We meet an angel who watches Michelle and speaks with an ethereal voice that echoes through the space. We meet a masc fuckboi. We meet Hugo Weaving playing Ernest Shackleton at the MTC.

And we are inundated with scents and sounds and noises from the restaurant next door, because of course, it’s Melbourne Fringe and every space is a performance space. But even the reality of that bleeds into the show as a kind of unreality; dream logic that we can wave away.

McCowage’s text is precise where it needs to be, but it’s flexible, contorting with the audience response and the outside noise. There’s some clever improvisation in there, complementing their open, honest performance of a very personal experience of sleeping, waking, dream and nightmare.

Their physicality is captivating, too. The movements of a dancer. The twists and grimace of a clown. We can see the actor pushing themselves and experimenting and know that it’s intrinsically tied to their experience of uncontrol when they should be at rest.
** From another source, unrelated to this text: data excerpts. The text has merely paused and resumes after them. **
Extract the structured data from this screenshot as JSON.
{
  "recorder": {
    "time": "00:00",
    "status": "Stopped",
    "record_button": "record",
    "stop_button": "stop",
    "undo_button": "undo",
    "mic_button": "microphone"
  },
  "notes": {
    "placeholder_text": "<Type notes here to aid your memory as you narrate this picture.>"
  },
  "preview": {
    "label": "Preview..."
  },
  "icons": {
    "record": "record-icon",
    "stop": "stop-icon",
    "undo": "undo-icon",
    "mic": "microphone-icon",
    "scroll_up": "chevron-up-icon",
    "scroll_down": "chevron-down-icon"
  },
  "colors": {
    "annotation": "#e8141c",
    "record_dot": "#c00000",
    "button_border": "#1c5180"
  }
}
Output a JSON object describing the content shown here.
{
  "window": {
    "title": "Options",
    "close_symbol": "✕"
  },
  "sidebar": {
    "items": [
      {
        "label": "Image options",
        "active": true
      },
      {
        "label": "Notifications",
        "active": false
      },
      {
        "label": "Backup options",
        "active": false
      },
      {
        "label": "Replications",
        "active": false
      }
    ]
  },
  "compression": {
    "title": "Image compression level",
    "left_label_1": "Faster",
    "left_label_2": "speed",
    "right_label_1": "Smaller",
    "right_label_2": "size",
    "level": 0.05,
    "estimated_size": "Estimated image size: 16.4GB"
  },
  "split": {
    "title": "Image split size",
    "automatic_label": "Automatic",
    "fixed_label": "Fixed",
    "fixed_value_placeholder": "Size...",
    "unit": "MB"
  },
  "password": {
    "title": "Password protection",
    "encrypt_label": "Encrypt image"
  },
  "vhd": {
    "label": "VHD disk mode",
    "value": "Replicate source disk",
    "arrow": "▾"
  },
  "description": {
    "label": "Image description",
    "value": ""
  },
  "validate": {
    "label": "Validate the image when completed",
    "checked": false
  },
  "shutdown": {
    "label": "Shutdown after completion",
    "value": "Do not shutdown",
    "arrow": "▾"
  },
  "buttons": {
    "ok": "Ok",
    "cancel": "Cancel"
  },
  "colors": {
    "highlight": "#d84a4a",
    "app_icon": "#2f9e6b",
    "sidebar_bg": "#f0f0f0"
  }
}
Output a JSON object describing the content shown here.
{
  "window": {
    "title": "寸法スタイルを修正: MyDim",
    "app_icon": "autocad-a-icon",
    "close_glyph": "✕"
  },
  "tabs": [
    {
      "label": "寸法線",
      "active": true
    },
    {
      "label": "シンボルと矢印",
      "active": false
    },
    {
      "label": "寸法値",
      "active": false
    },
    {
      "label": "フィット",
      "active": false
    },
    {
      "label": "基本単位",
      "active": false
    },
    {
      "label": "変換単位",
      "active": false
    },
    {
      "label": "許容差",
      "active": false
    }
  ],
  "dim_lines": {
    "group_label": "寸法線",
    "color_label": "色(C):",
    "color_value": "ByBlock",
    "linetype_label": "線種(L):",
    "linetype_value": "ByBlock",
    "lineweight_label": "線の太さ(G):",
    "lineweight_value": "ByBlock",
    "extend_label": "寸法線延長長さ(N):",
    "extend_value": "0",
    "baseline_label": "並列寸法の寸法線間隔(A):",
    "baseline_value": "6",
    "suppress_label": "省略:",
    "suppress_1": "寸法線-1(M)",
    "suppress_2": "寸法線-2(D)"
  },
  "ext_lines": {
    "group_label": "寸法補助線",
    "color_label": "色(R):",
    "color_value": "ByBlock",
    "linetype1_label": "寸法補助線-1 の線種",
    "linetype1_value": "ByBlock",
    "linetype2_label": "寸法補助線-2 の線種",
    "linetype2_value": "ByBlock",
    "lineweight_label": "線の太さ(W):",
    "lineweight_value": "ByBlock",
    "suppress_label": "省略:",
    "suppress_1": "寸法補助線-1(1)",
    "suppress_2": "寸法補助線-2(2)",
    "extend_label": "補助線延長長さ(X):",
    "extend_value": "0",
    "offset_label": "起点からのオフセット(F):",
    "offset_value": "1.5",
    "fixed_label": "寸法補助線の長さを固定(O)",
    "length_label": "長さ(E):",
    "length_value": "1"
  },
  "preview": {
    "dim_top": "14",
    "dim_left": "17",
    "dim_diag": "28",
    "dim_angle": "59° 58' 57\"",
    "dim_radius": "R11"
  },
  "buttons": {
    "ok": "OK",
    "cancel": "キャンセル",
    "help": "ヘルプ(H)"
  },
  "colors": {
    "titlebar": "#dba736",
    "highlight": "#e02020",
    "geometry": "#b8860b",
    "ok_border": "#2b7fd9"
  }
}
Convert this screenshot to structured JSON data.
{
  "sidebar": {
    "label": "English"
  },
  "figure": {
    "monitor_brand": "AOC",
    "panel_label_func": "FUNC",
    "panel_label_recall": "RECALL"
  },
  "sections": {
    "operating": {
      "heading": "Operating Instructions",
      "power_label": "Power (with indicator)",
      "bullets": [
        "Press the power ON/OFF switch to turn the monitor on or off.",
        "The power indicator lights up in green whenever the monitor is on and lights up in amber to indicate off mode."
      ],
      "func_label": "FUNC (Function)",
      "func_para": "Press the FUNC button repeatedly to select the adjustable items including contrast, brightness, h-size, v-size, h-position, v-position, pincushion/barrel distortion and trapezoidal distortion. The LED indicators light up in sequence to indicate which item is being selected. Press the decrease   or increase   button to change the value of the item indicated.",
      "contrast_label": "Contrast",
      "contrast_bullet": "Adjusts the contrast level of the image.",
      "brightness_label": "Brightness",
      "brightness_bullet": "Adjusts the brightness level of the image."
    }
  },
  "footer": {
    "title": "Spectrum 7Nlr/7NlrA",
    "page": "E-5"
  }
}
So many one-person shows try a myriad of tones and styles just to show off, as a kind of audition to whoever shows up. In night sweat, we are in better hands – beautifully written, movingly choreographed and gently done.

The live score and soundscape add a real depth to the experience, too. Kyle acts as an accomplice and a sounding board and a supporting actor, but he also plays guitar and rings bells and records and replays as he goes. If McCowage is flexible in their performance, the sound design is, too. It’s magical.

Theatre is a dreamspace that can be joyful and awful and sometimes slept through.

night sweat gently guides us into a likeness of McCowage’s life as a sleepwalker, but it also digs into their life as a performer, a person with visions and a non-binary witch. It’s a genuinely exciting piece of theatre that I had to wake up from, but it left me with a warm glow. 

night sweat is on at Melbourne Fringe until Oct 8.